Online bachelor’s and master’s degrees are available in various concentrations of hospitality management. As curriculum in this field is tailored to individual focus areas and a variety of career options, concentrations are typically offered in hotel and lodging, food and beverages/restaurant management, and event management. Depending on the student’s specialty of choice, course work may combine general business, accounting, economics, marketing, and administration classes with concentration-specific training.
Careers in hospitality management are in abundance, spanning diverse industries worldwide. Those interested in a unique professional opportunity with high-levels of client interaction are well-suited to this occupation. As this field encompasses a wide range of opportunities, the ideal candidate should be flexible, adaptable, and adept at problem-solving and people-pleasing. In addition to potential jobs in hotels, bars, clubs, restaurants, tourism boards, and even theme parks, hospitality managers may also work for gaming facilities or casinos, catering firms, and cruise ships.

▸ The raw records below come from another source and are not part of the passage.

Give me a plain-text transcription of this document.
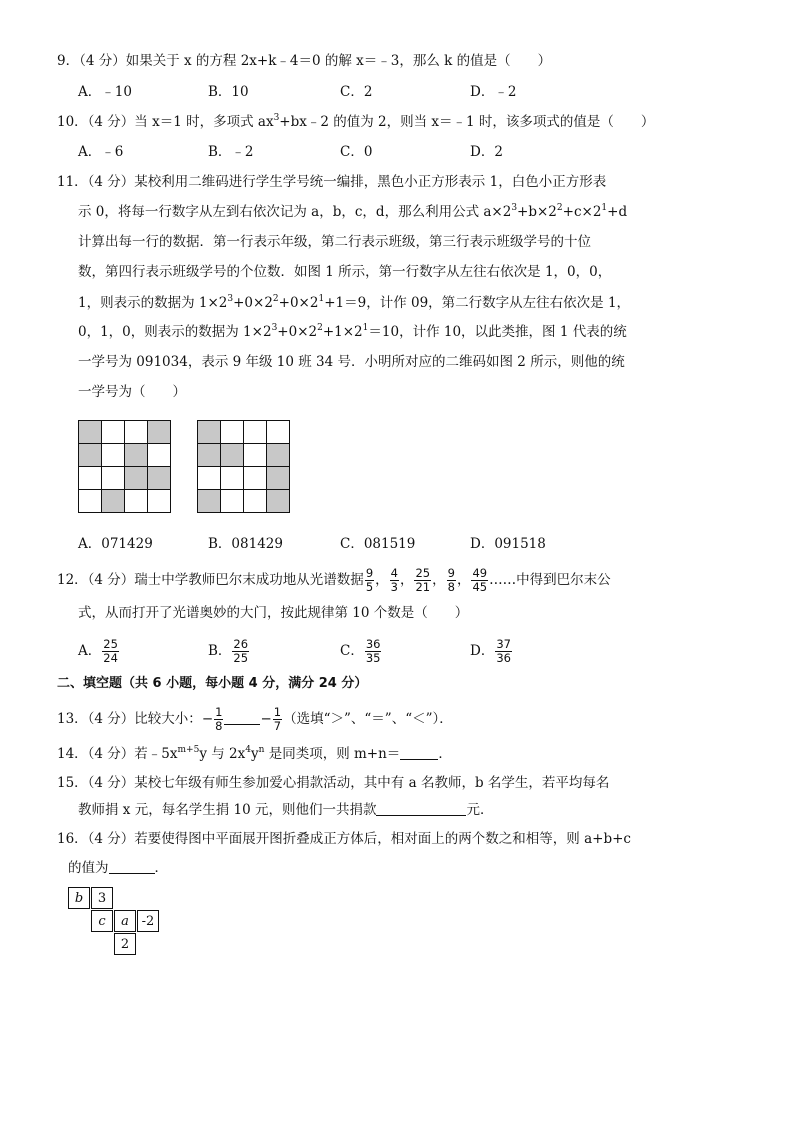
9．（4 分）如果关于 x 的方程 2x+k﹣4＝0 的解 x＝﹣3，那么 k 的值是（　　）
A．﹣10	B．10	C．2	D．﹣2
10．（4 分）当 x＝1 时，多项式 $ax^3+bx﹣2$ 的值为 2，则当 x＝﹣1 时，该多项式的值是（　　）
A．﹣6	B．﹣2	C．0	D．2
11．（4 分）某校利用二维码进行学生学号统一编排，黑色小正方形表示 1，白色小正方形表
示 0，将每一行数字从左到右依次记为 a，b，c，d，那么利用公式 $a\times 2^3+b\times 2^2+c\times 2^1+d$
计算出每一行的数据．第一行表示年级，第二行表示班级，第三行表示班级学号的十位
数，第四行表示班级学号的个位数．如图 1 所示，第一行数字从左往右依次是 1，0，0，
1，则表示的数据为 $1\times 2^3+0\times 2^2+0\times 2^1+1=9$，计作 09，第二行数字从左往右依次是 1，
0，1，0，则表示的数据为 $1\times 2^3+0\times 2^2+1\times 2^1=10$，计作 10，以此类推，图 1 代表的统
一学号为 091034，表示 9 年级 10 班 34 号．小明所对应的二维码如图 2 所示，则他的统
一学号为（　　）

A．071429	B．081429	C．081519	D．091518
12．（4 分）瑞士中学教师巴尔末成功地从光谱数据 $\frac{9}{5}$ ， $\frac{4}{3}$ ， $\frac{25}{21}$ ， $\frac{9}{8}$ ， $\frac{49}{45}$ ……中得到巴尔末公
式，从而打开了光谱奥妙的大门，按此规律第 10 个数是（　　）
A． $\frac{25}{24}$	B． $\frac{26}{25}$	C． $\frac{36}{35}$	D． $\frac{37}{36}$
二、填空题（共 6 小题，每小题 4 分，满分 24 分）
13．（4 分）比较大小：− $\frac{1}{8}$	− $\frac{1}{7}$ （选填“＞”、“＝”、“＜”）．
14．（4 分）若$﹣5x^{m+5}y$ 与 $2x^4y^n$ 是同类项，则 m+n＝	．
15．（4 分）某校七年级有师生参加爱心捐款活动，其中有 a 名教师，b 名学生，若平均每名
教师捐 x 元，每名学生捐 10 元，则他们一共捐款	元．
16．（4 分）若要使得图中平面展开图折叠成正方体后，相对面上的两个数之和相等，则 a+b+c
的值为	．
b	3
c	a -2
2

Bachelor’s degrees are widely accepted by employers for most entry-level jobs in hospitality management. While students in a bachelor’s program typically receive a well-rounded education in the business of hospitality, more and more master’s programs are becoming available in this field as well, allowing for an advanced education, and the possibility of upward mobility, in various hospitality careers. Employers may often consider a student’s additional education or course work in PR, marketing, communications, or business.